June 12 (Bloomberg) -- Cambodia's government, led by Prime Minister Hun Sen, is using the justice system to intimidate journalists and the opposition before next month's general elections, Amnesty International and Human Rights Watch said.

Dam Sith, a candidate of the Sam Rainsy Party and editor of the Khmer Conscience newspaper, was arrested for questioning the role of Hor Namhong, the foreign minister, during the rule of the Khmer Rouge movement, the groups said in a statement.

The arrest ``demonstrates how the criminal justice system is used and abused to silence government critics,'' said Brittis Edman, a researcher at London-based Amnesty. It ``sends a message of fear to journalists and other media workers in the lead-up to national elections.''

The ruling Cambodian People's Party will repeat its victory of 2003 when elections are held July 27 in the South Asian country of 14 million people, Hun Sen said earlier this week. Sam Rainsy spent a year in exile in France from February 2005, during which he was jailed for 18 months in absentia for defaming the prime minister.

Cambodia's economy expanded 9.6 percent in 2007, after growing by at least 10 percent during the previous three years, according to data compiled by the World Bank.

Hun Sen wants to develop oil and mineral resources to attract international investment and reduce Cambodia's dependence on clothing exports and tourism for growth. About a third of the population live on less than 50 cents a day and 90 percent live in rural areas.

Intimidation Pattern

Dam Sith's arrest is part of a pattern of intimidation against the opposition and independent media in the run-up to the election, Amnesty International and Human Rights Watch said.

On May 21, Hun Sen threatened the independent Beehive radio station after it broadcast programming from opposition parties, according to the groups. A week later, independent radio station Angkor Ratha had its license, issued less than six months earlier, revoked after it sold air time to opposition parties, the groups said.

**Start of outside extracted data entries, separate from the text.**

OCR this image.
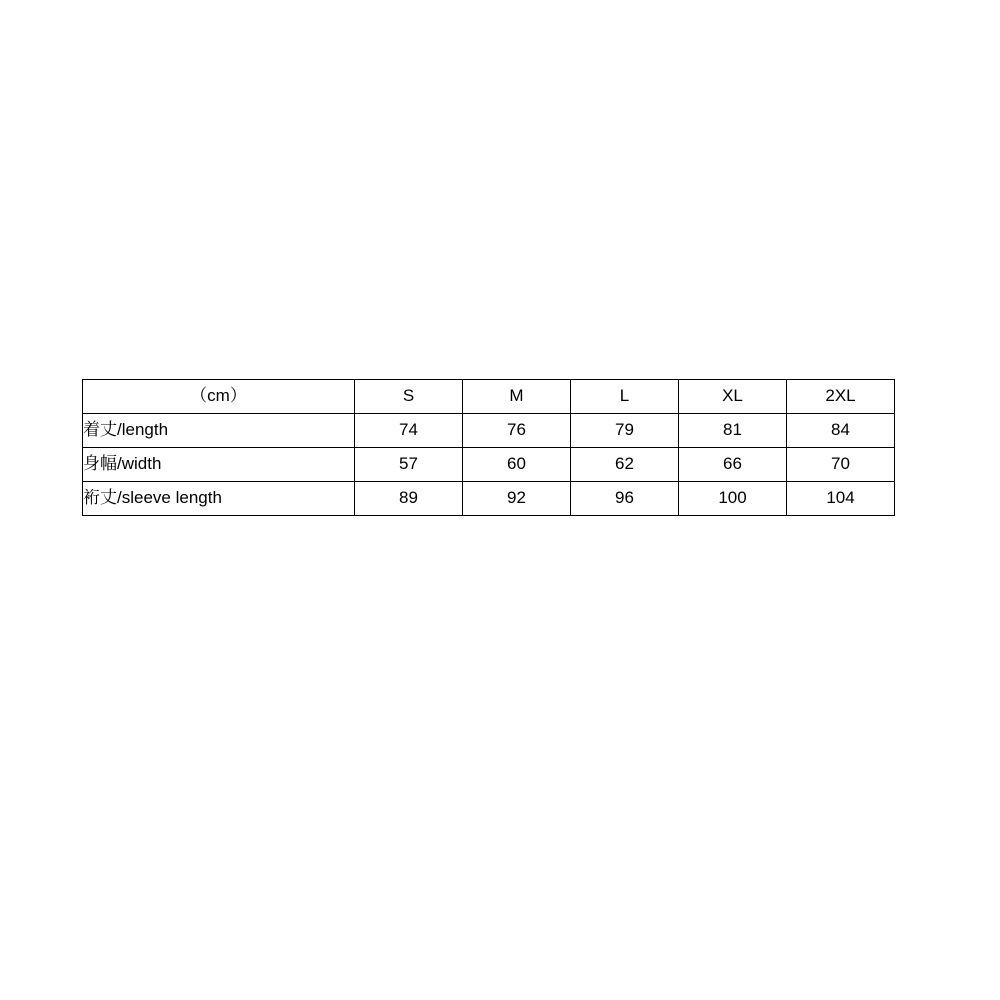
（cm）	S	M	L	XL	2XL
着丈/length	74	76	79	81	84
身幅/width	57	60	62	66	70
裄丈/sleeve length	89	92	96	100	104
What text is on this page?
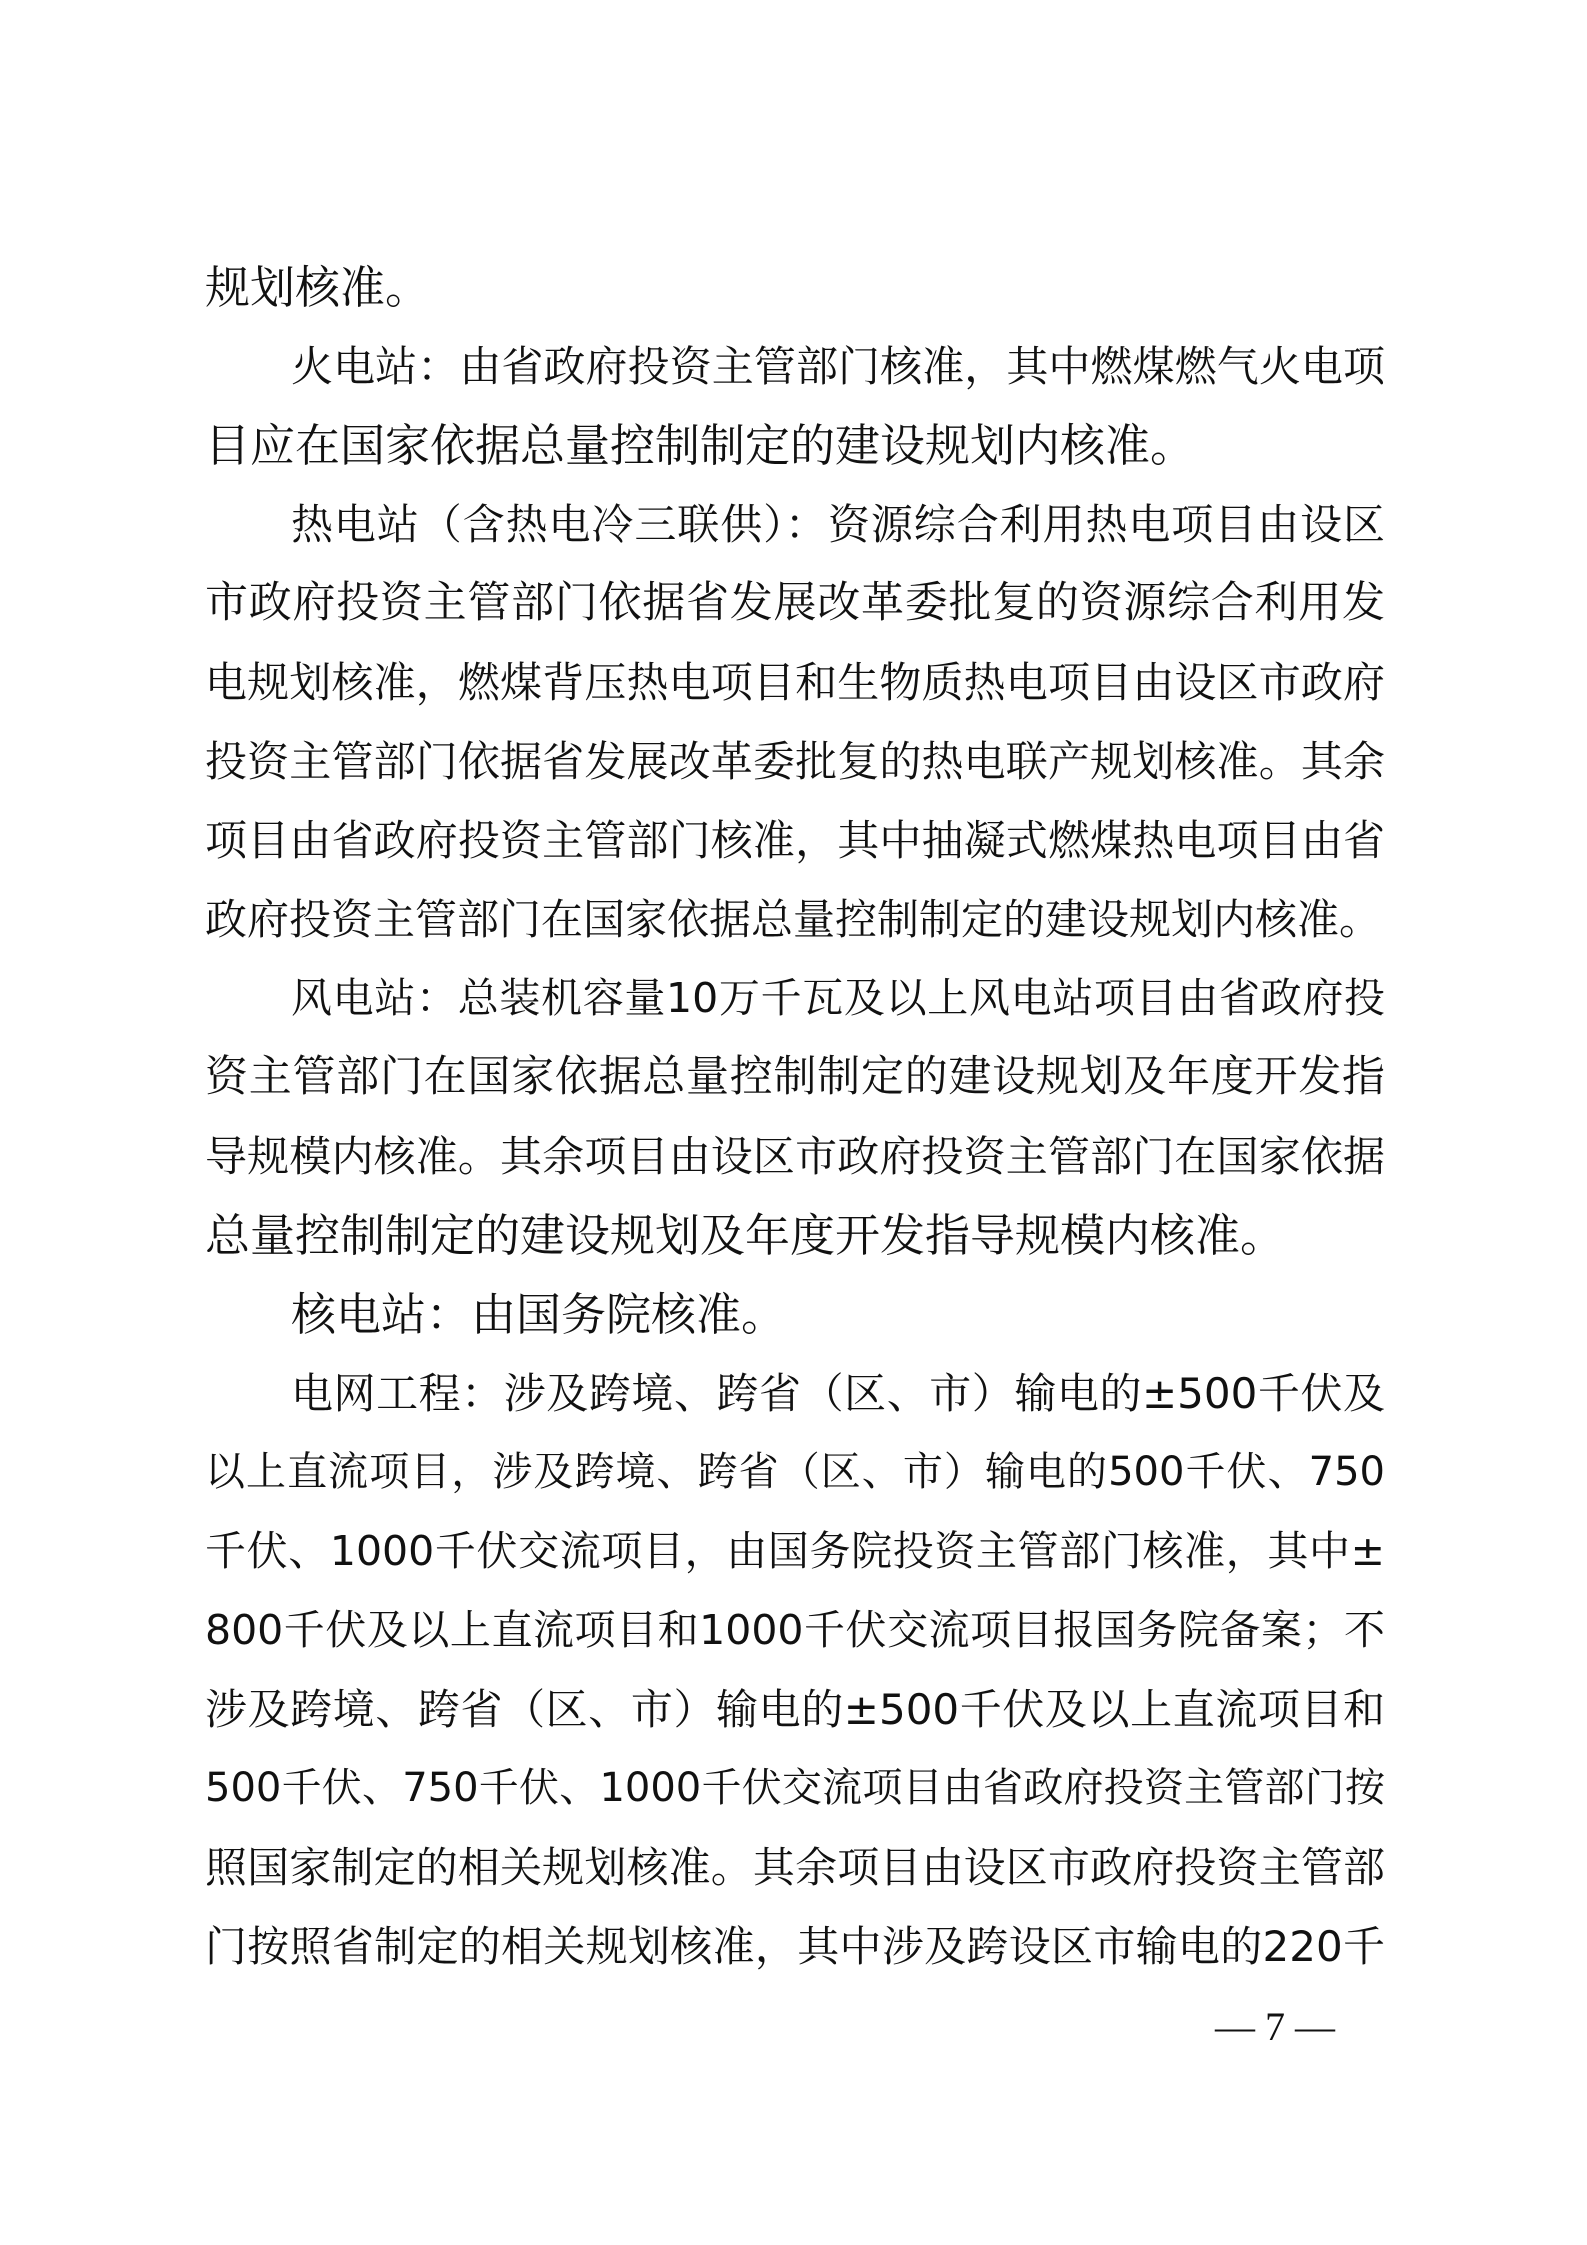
规划核准。
火电站：由省政府投资主管部门核准，其中燃煤燃气火电项
目应在国家依据总量控制制定的建设规划内核准。
热电站（含热电冷三联供）：资源综合利用热电项目由设区
市政府投资主管部门依据省发展改革委批复的资源综合利用发
电规划核准，燃煤背压热电项目和生物质热电项目由设区市政府
投资主管部门依据省发展改革委批复的热电联产规划核准。其余
项目由省政府投资主管部门核准，其中抽凝式燃煤热电项目由省
政府投资主管部门在国家依据总量控制制定的建设规划内核准。
风电站：总装机容量10万千瓦及以上风电站项目由省政府投
资主管部门在国家依据总量控制制定的建设规划及年度开发指
导规模内核准。其余项目由设区市政府投资主管部门在国家依据
总量控制制定的建设规划及年度开发指导规模内核准。
核电站：由国务院核准。
电网工程：涉及跨境、跨省（区、市）输电的±500千伏及
以上直流项目，涉及跨境、跨省（区、市）输电的500千伏、750
千伏、1000千伏交流项目，由国务院投资主管部门核准，其中±
800千伏及以上直流项目和1000千伏交流项目报国务院备案；不
涉及跨境、跨省（区、市）输电的±500千伏及以上直流项目和
500千伏、750千伏、1000千伏交流项目由省政府投资主管部门按
照国家制定的相关规划核准。其余项目由设区市政府投资主管部
门按照省制定的相关规划核准，其中涉及跨设区市输电的220千
— 7 —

Hun Sen said his party may win two-thirds of seats in the 123-member parliament, the Mekong Times reported yesterday.

The party will probably win at least 81 seats, up from 73, and receive 73 percent of the vote versus 64 percent in the 2003 election, the Phnom Penh-based English-language daily cited him as saying. The Sam Rainsy Party won 24 seats in the last ballot.

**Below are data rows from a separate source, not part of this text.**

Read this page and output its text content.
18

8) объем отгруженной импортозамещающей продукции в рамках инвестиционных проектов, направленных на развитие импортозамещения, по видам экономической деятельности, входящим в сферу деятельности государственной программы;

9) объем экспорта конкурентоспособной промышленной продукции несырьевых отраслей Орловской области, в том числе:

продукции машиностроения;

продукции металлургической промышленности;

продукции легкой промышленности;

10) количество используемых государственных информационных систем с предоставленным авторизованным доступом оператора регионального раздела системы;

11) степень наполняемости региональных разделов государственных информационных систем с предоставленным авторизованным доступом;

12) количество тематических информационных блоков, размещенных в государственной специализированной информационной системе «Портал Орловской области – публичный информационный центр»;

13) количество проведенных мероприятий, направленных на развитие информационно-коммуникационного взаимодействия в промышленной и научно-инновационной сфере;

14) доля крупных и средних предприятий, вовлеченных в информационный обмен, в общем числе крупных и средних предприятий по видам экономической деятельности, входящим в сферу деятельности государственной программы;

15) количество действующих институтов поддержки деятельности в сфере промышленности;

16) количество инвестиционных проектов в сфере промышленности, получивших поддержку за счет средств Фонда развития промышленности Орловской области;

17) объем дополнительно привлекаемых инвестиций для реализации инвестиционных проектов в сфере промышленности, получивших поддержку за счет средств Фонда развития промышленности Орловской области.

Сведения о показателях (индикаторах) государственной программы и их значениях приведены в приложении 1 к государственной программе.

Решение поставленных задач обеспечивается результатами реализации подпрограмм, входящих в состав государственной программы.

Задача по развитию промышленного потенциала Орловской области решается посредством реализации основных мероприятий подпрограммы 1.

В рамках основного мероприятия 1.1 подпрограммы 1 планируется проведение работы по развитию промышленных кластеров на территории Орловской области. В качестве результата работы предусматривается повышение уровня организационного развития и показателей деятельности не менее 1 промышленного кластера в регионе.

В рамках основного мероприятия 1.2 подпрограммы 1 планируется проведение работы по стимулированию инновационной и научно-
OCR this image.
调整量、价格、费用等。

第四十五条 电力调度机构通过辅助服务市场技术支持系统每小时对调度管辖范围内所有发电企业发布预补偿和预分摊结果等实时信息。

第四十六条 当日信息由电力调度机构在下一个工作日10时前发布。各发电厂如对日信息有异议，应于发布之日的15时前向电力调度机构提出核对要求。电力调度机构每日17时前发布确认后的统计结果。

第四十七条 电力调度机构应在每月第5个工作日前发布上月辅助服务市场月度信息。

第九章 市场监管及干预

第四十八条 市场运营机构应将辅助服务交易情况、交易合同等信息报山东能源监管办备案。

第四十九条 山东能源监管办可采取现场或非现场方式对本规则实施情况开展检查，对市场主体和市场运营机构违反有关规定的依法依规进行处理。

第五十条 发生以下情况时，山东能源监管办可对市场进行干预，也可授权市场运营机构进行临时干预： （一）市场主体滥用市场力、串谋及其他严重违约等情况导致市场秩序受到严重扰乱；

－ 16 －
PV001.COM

Hun Sen formed a coalition government in July 2004 with the royalist Funcinpec party, which won 26 seats in 2003.

Opposition Members

Dam Sith, who is running for election in Phnom Penh, was arrested as Hun Sen's CPP presses opposition members to join the party and punishes those who refuse, Amnesty International and Human Rights Watch said.

In March, police detained local Sam Rainsy Party leader Tuot Saron in Kampong Thom. Tuot Saron is still in detention and faces charges of illegal confinement after seeking to assist a former party colleague following her alleged defection to the CPP, according to the groups.

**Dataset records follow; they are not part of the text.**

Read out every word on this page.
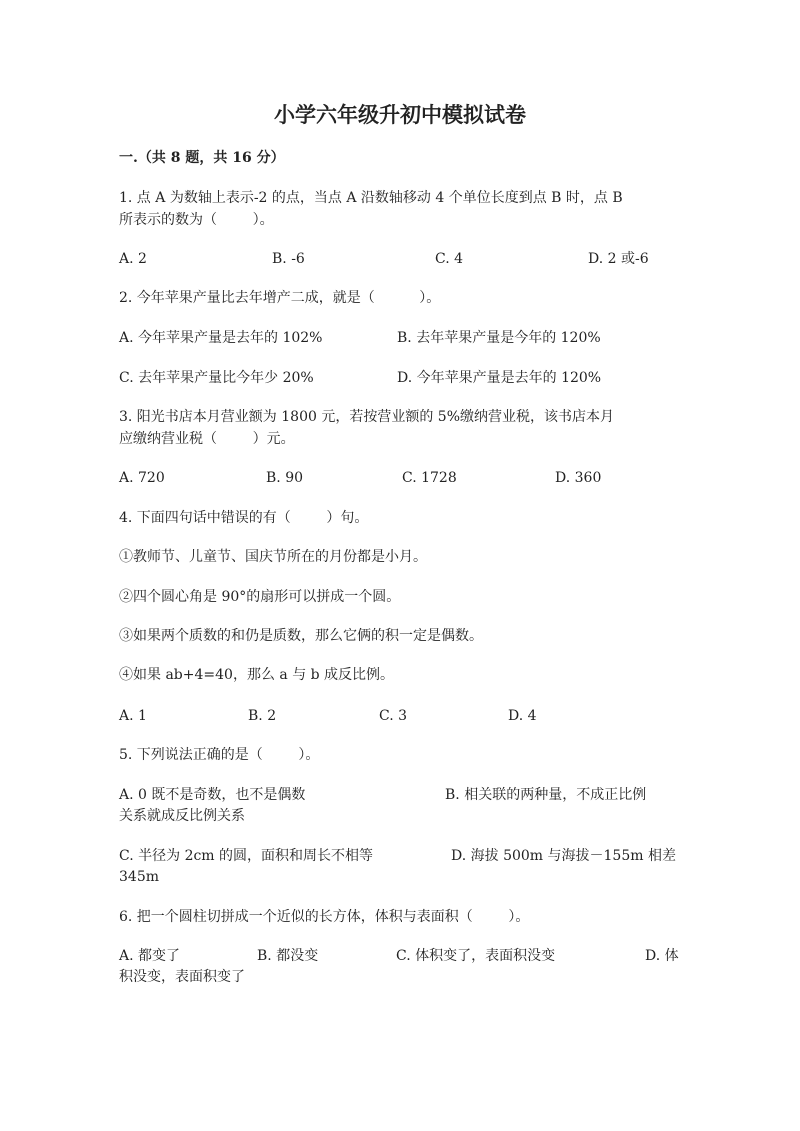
小学六年级升初中模拟试卷
一.（共 8 题，共 16 分）
1. 点 A 为数轴上表示-2 的点，当点 A 沿数轴移动 4 个单位长度到点 B 时，点 B
所表示的数为（        ）。
A. 2	B. -6	C. 4	D. 2 或-6
2. 今年苹果产量比去年增产二成，就是（          ）。
A. 今年苹果产量是去年的 102%	B. 去年苹果产量是今年的 120%
C. 去年苹果产量比今年少 20%	D. 今年苹果产量是去年的 120%
3. 阳光书店本月营业额为 1800 元，若按营业额的 5%缴纳营业税，该书店本月
应缴纳营业税（        ）元。
A. 720	B. 90	C. 1728	D. 360
4. 下面四句话中错误的有（        ）句。
①教师节、儿童节、国庆节所在的月份都是小月。
②四个圆心角是 90°的扇形可以拼成一个圆。
③如果两个质数的和仍是质数，那么它俩的积一定是偶数。
④如果 ab+4=40，那么 a 与 b 成反比例。
A. 1	B. 2	C. 3	D. 4
5. 下列说法正确的是（        ）。
A. 0 既不是奇数，也不是偶数	B. 相关联的两种量，不成正比例
关系就成反比例关系
C. 半径为 2cm 的圆，面积和周长不相等	D. 海拔 500m 与海拔－155m 相差
345m
6. 把一个圆柱切拼成一个近似的长方体，体积与表面积（        ）。
A. 都变了	B. 都没变	C. 体积变了，表面积没变	D. 体
积没变，表面积变了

The court issued arrest warrants against three other local Sam Rainsy Party leaders, who are in hiding after avoiding arrest, the groups said.

Cambodia's attention has been focused on five former leaders of the Khmer Rouge who are facing trial this year at a United Nations-backed genocide tribunal for crimes allegedly committed during the regime's 1975-1979 rule.

The Khmer Rouge forced the population out of cities as it tried to establish an agrarian state, killing an estimated 1.7 million people through starvation, disease or execution.

The regime was ousted when Vietnamese forces invaded Cambodia, plunging the country into civil war. Most fighting stopped after the 1991 Paris Peace Accords that called for a cease-fire and democratic elections, which were held in 1993.

Penal Code

Two years after the elections, Cambodia passed a Press Law that provides some protection to journalists, Human Rights Watch and Amnesty said. It's rarely used. Instead, the so-called 1992 UNTAC Law, Cambodia's current penal code, is used in most legal cases against journalists or media representatives.

``There's little room for critical or opposition journalists in Cambodia, and those who express dissent risk harassment, intimidation and, at times, imprisonment,'' Sara Colm, senior researcher at New York-based Human Rights Watch, said in the statement.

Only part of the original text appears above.